Lilith's characterization in Diablo IV was compared to that of a cult leader. Paul Tassi of Forbes described her as a "cult leader-like enemy", considering her a significant improvement over Diablo and the franchise's earlier demonic antagonists. Tassi later praised the extent of Lilith's influence over Sanctuary, describing her as a cult-like figure who exerted control across the game's setting.

The character's presence was also used by critics to evaluate later installments. In his review of Vessel of Hatred, Barbosa argued that its antagonists lacked the tangible and continuous threat that Lilith had provided in Diablo IV, describing the effect of her absence as profound. In reviewing Lord of Hatred, Polygon praised Lilith's visual design and the authority of Faber's vocal performance, describing her as one of the strongest elements of the expansion.

The cinematic depiction of Lilith was nominated for Outstanding Animated Character in an Episode, Commercial, Game Cinematic or Real-Time Project at the 22nd Visual Effects Society Awards.

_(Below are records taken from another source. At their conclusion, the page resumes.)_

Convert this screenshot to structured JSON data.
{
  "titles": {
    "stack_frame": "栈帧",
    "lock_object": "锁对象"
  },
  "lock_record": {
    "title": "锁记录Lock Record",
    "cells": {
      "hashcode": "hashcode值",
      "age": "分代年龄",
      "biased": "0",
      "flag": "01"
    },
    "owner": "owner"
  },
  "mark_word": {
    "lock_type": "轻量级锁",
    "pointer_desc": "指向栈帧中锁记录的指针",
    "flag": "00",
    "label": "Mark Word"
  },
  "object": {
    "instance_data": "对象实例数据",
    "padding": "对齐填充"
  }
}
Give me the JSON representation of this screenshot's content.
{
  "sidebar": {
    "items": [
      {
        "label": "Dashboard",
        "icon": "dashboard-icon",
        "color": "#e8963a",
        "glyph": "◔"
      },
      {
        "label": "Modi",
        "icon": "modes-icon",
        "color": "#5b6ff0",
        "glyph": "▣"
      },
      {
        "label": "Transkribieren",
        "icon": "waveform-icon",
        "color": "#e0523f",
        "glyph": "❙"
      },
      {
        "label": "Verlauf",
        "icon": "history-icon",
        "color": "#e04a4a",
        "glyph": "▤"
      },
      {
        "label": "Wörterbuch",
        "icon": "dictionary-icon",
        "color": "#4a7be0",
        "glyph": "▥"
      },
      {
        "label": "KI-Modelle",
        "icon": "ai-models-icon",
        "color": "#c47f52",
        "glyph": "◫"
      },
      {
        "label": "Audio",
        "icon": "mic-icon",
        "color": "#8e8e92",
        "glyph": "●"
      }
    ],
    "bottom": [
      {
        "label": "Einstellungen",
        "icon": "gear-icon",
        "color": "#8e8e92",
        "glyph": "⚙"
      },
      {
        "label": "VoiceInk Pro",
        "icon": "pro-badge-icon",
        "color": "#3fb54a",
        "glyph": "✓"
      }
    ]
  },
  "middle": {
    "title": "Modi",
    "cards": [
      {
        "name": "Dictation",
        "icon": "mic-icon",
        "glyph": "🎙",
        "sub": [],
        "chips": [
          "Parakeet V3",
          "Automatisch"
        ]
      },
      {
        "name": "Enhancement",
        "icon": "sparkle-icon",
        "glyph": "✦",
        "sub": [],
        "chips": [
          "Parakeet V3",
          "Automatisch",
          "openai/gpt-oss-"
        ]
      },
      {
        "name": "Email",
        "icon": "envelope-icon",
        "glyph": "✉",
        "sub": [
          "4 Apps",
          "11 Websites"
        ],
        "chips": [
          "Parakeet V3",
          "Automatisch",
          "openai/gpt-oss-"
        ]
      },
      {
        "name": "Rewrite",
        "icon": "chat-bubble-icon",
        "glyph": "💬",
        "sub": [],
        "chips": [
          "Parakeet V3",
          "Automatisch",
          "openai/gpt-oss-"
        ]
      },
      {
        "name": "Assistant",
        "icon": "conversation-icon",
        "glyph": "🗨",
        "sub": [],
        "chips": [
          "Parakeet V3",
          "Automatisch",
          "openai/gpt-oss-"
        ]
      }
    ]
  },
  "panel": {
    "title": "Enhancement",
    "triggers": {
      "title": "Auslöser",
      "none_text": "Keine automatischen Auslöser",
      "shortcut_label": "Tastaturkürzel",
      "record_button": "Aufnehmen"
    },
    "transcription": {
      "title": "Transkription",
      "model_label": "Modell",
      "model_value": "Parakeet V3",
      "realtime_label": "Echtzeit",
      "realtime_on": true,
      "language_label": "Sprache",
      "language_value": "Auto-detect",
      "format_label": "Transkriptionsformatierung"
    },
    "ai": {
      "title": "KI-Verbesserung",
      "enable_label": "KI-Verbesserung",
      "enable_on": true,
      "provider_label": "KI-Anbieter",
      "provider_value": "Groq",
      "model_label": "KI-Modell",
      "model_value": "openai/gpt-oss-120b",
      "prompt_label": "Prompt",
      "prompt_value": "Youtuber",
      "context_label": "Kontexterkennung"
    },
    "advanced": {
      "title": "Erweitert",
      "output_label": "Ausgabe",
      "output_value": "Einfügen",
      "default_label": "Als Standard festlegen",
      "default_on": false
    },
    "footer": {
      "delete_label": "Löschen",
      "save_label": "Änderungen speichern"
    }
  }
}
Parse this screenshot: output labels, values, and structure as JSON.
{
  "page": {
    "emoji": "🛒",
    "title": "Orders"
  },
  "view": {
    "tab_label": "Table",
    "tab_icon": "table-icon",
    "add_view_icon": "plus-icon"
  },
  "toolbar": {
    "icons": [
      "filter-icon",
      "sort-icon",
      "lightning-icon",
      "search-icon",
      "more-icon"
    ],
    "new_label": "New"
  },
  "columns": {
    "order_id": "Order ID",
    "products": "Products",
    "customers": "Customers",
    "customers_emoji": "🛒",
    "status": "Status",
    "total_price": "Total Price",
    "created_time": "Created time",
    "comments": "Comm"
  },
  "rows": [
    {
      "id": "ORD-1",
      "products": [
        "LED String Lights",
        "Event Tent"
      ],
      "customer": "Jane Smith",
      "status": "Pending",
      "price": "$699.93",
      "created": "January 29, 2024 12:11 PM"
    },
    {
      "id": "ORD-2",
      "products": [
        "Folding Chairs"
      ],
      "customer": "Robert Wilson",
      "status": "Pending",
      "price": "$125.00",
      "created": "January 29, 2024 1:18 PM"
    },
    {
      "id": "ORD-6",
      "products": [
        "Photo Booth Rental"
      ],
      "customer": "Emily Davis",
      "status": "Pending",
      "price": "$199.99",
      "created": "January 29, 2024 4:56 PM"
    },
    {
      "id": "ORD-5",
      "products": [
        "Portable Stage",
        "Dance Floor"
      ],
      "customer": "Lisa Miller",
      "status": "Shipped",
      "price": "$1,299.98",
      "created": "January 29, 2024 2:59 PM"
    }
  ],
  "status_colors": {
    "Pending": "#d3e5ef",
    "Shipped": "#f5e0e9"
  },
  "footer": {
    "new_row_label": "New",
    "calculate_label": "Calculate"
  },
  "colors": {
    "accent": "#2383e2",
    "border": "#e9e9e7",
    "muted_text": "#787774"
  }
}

The nomination recognized artists Matt Onheiber, Kenny Huang, Maia Neubig and Jongha Baik for their work on the "Inarius and Lilith" cinematic.

Lilith's imposing stature also attracted commentary and comparisons with other unusually tall female video game antagonists. Rock Paper Shotgun compared her with Lady Dimitrescu from Resident Evil Village, concluding from an unofficial estimate that Lilith was the shorter of the two.

===Analysis===
In a comparative academic study of multiple gothic-themed video game franchises, Scholars Frank G. Bosman and Marcel Poorthuis identified Lilith and the Nephalem as an important part of the series' cosmology even before Diablo IV, arguing that pairing Lilith with the Nephalem complicates the traditional cosmological division between good and evil, and thus allowing the franchise to move beyond a simple opposition between absolute moral alignments. In their analysis, humanity's mixed angelic and demonic origin creates an anthropological model in which moral good and evil coexist within human beings rather than belonging exclusively to opposing supernatural factions.